The card in his hand pulsed—Chainfire Disc. He summoned it mid-fall, launching a spinning wheel of plasma behind them. It struck a wall and ricocheted—blasting a path through rubble.
They ran through the flames.
[AETHER: 72/100]
Kael didn’t stop.
They burst out onto the freeway—what was left of it. Cars twisted into each other like metal sculptures. Beyond the wreckage, the city fell away—endless lights flickering in the corrupted skyline.
Then his summon responded.
The Glitchborn didn’t erupt this time. It stepped from Kael’s shadow, fully formed, silent and focused. No distortion. No chaos.
It looked at Kael.
Then pointed—to the horizon.
A pulse flared across Kael’s card.
Coordinates.
A signal.
A beacon locked in the genetic signature of his bloodline.
Searching… searching… MATCH FOUND.
ISLA MERCER – STATUS: ALIVE
Location: South Gulf Region | Signal Source: THE GATE
His heart stopped.
Isla. His sister. Alive.
He didn’t ask how. He didn’t care.
“Evie!” he shouted, hoisting her up. “We’re not running anymore. We’re heading south.”
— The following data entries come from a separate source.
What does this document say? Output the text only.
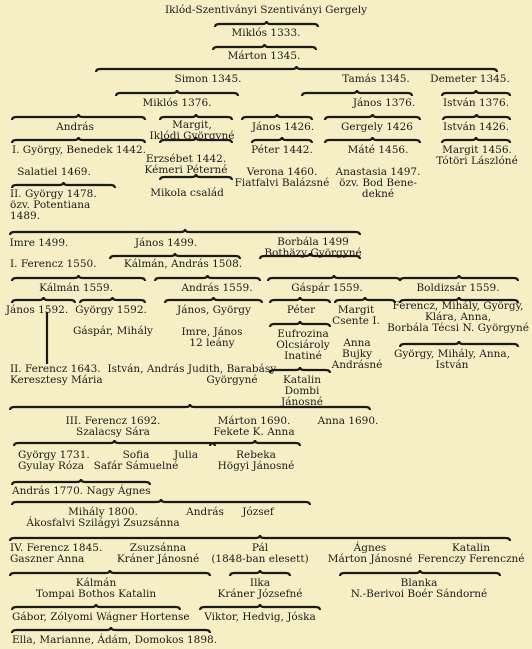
Iklód-Szentiványi Szentiványi Gergely
Miklós 1333.
Márton 1345.
Simon 1345.	Tamás 1345. Demeter 1345.
Miklós 1376.	János 1376.	István 1376.
András	Margit,
Iklódi Györgyné
János 1426.	Gergely 1426	István 1426.
I. György, Benedek 1442.
Erzsébet 1442.
Kémeri Péterné
Péter 1442.	Máté 1456.	Margit 1456.
Tótöri Lászlóné
Salatiel 1469.
Mikola család
Verona 1460.
Fiatfalvi Balázsné
Anastasia 1497.
özv. Bod Bene-
dekné
II. György 1478.
özv. Potentiana
1489.
Imre 1499.	János 1499.	Borbála 1499
Bothäzy Györgyné
I. Ferencz 1550.	Kálmán, András 1508.
Kálmán 1559.	András 1559.	Gáspár 1559.	Boldizsár 1559.
János 1592. György 1592.
Gáspár, Mihály
János, György
Imre, János
12 leány
Péter	Margit
Csente I.
Eufrozina
Olcsiároly
Inatiné
Anna
Bujky
Andrásné
Katalin
Dombi
Jánosné
Ferencz, Mihály, György,
Klára, Anna,
Borbála Técsi N. Györgyné
György, Mihály, Anna,
István
II. Ferencz 1643.
Keresztesy Mária
István, András Judith, Barabásy
Györgyné
III. Ferencz 1692.
Szalacsy Sára
Márton 1690.
Fekete K. Anna
Anna 1690.
György 1731.
Gyulay Róza
Sofia
Safár Sámuelné
Julia	Rebeka
Högyi Jánosné
András 1770. Nagy Ágnes
Mihály 1800.
Ákosfalvi Szilágyi Zsuzsánna
András József
IV. Ferencz 1845.
Gaszner Anna
Zsuzsánna
Kráner Jánosné
Pál
(1848-ban elesett)
Ágnes
Márton Jánosné
Katalin
Ferenczy Ferenczné
Kálmán
Tompai Bothos Katalin
Ilka
Kráner Józsefné
Blanka
N.-Berivoi Boér Sándorné
Gábor, Zólyomi Wágner Hortense Viktor, Hedvig, Jóska
Ella, Marianne, Ádám, Domokos 1898.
“Why?” she cried. “Why there?”
Kael looked at the Glitchborn.
And for the first time, it spoke—not with voice, but with understanding.
The Gate waits. And the system fears what lies behind it.
Behind them, the Null Angel descended again—its wings spreading wide, code unraveling like scripture from a dead god.
It launched its spear—
Kael activated Voidstep.
[CARD ACTIVATED: VOIDSTEP – Blink 20m, immunity during phase]
[AETHER: 61/100]
The world blinked. Kael and Evie vanished—reappearing on the next rooftop, smoke curling behind them.
He didn’t look back.
He didn’t need to.
The system had marked him.
The survivors had turned on him.
The monsters had failed to kill him.
And now, Kael Mercer was armed, angry—
—and heading straight for the Gate.
Where his family might still live.
Where the system’s truth waited to be torn open.
And where everything was going to burn.